Revision as of 18:27, 1 July 2016

Adds/changes dumps overview

We have an experimental service available which produces dumps of added/changed content on a daily basis for all projects that have not been closed and are not private.

The code for this service is available in our git repository (master branch). It relies on the python modules used by the regular dumps, at in the regular dumps repo.

The job runs out of cron, currently on snapshot1003, as the datasets user. Everything except initial script deployment is puppetized. Scripts live in /srv/addschanges on snapshot1003.

Directory structure:

Everything for a given run is stored in dumproot/projectname/yyyymmdd/ much as we do for regular dumps.

How it works

We record the largest revision id for the given project, in the file maxrevid.txt, older than a configurable cuttof (currently at least 12 hours old). All revisions between this and the previously recorded revision for the previous day will be dumped. The delay gives editors on the specific wiki some time to have weeded out vandalism, advertising spam and so on.

We generate a stubs file containing metadata in xml format for each revision added since the previous day, consulting the file maxrevid.txt for the previous day to get the start of the range. We then generate a meta-history xml file which contains the text of these revisions grouped together and sorted by page id. Md5 sums of these are available in an md5sums.txt file. A status.txt file is available to indicate whether we had a successful run ("done") or not.

After all wikis have run, we check the directories for successful runs and writes a main index.html file with links for each project to the stub and content files for the latest successful run.

When stuff breaks

VERY OBSOLETE, WILL BE UPDATED SOON

You can rerun various jobs by hand for specified dates.

From the directory /srv/addschanges, as the datasets user, you can run

  • python ./generatemaxrevids.py to retrieve the maxrevids for today at the time of the run. (avoid this when possible, let cron do it at the scheduled hour.)
  • python ./generateincrementals.py yyyymmdd to generate the stubs and revs text files for a given date; this presumes that the revids form the previous step are already recorded in the file maxrevids.txt in the directory for the given date and project. You can add --verbose to get information about what it's doing. If it complains about lock files in place you can remove these by hand, providing that the cron job is not running at the time and there is no other copy of this job running.
  • python ./incrmonitor.py to regenerate the index.html file listing all projects, after the previous two steps are complete.

Internals

Locks:

During phase one, the retrieval of the max revision id from each project in turn, the job attempts to create a lock file with name in the format dbname-yyyymmdd-maxrevid.lock in the root of the directory tree for that project's add/changes dumps. For example, a job running on Nov. 24 2011 for frwiki would try to create the lockfile frwiki/20111124/frwiki-20111124-maxrevid.lock.
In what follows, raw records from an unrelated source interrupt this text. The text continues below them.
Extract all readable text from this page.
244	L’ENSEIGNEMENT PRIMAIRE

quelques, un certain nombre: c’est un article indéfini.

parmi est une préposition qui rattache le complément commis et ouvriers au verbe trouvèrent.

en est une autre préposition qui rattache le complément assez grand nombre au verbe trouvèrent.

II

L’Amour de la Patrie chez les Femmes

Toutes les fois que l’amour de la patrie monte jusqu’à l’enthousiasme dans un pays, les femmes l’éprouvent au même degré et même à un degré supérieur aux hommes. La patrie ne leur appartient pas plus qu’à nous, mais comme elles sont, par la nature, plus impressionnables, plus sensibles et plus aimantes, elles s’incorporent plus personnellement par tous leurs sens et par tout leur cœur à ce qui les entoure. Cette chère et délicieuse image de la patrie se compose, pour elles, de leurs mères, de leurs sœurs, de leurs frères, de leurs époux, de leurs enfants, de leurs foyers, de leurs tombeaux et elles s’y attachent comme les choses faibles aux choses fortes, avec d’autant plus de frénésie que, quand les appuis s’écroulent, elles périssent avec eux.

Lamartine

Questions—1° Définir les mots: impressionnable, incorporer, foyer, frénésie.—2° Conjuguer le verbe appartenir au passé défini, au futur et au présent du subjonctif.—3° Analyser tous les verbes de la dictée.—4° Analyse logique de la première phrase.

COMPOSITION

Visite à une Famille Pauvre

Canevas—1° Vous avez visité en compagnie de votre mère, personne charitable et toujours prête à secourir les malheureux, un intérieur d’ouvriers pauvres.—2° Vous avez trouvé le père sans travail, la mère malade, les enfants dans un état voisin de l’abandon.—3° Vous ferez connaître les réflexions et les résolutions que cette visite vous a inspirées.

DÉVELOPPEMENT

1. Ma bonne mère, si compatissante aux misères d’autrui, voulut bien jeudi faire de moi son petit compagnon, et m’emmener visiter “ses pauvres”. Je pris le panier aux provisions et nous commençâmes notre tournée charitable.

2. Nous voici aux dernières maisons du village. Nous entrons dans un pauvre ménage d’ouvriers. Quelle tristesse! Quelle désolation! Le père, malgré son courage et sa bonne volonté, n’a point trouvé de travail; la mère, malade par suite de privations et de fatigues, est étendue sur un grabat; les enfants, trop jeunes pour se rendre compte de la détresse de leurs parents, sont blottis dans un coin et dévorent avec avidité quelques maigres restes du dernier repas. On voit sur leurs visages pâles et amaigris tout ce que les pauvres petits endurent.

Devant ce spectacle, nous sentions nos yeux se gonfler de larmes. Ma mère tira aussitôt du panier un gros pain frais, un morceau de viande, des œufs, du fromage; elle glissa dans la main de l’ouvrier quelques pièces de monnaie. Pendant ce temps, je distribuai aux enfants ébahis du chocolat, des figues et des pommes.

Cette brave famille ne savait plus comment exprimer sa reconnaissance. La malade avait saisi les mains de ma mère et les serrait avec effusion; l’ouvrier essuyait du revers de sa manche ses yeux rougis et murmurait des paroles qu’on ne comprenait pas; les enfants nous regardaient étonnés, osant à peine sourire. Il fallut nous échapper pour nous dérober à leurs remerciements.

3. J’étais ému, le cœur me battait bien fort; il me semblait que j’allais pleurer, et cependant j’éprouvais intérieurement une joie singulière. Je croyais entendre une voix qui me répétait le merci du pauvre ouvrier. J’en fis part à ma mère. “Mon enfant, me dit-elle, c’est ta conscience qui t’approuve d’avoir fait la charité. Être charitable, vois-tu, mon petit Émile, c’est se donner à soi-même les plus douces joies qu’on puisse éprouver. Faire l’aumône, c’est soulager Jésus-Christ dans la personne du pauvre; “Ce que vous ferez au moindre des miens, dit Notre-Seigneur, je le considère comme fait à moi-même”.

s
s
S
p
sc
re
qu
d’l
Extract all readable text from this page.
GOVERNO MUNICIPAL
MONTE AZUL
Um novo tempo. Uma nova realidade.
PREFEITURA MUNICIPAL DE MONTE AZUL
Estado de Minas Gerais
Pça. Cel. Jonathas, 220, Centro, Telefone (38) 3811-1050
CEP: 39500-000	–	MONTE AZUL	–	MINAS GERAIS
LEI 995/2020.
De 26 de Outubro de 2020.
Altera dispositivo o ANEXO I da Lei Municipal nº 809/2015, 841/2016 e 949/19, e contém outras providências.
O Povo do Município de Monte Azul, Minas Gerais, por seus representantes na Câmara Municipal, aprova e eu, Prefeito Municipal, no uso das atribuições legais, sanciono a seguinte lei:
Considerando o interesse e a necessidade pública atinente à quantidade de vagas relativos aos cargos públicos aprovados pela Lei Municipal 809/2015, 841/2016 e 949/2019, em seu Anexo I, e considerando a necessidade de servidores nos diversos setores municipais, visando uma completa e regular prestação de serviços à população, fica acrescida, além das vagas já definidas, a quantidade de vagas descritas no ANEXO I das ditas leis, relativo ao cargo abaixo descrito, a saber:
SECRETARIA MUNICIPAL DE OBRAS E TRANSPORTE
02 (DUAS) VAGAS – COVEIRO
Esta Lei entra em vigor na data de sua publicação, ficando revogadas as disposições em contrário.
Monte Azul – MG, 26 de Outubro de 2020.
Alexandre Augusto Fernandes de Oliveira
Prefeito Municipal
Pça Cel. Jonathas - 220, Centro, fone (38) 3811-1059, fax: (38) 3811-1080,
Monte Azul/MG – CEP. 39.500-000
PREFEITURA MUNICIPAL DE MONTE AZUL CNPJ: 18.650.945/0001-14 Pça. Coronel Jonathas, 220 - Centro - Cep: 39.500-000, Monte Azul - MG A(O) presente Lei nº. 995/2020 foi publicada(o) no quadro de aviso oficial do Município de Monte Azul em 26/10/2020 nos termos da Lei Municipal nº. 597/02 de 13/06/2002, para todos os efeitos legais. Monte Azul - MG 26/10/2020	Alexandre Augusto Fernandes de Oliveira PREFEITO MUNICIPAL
During phase two, the creation of stub and content xml files, the job tries to create a lockfile in the top level directory for the add/changes dumps for the given project, with name in the format dbname-yyyymmdd-incrdump.lock.

TODOs

Add stale lock removal option. Need to write interpolation of maxrevids in case step one fails on some days. Need to walk through older directories and write older stub/revision files if we see those files don't exist (this allows recovery if the job is out of action or fails for a few days).

Be able to restart (a given date) from a particular wiki, allow option to force removal of locks for the run.

Some numbers

Here's a few fun numbers from the November 23 2011 run. Writing the stubs file for 167985 revisions for en wikipedia took 2 minutes, and writing the revisions text file took 24 minutes. Writing the stubs file for 36272 revisions for de wikipedia took less than a minute, and writing the revisions text file took 5 minutes. Writing the stubs file for 43133 revisions for commons took 1 minute, and writing the revisions text file took 2 minutes.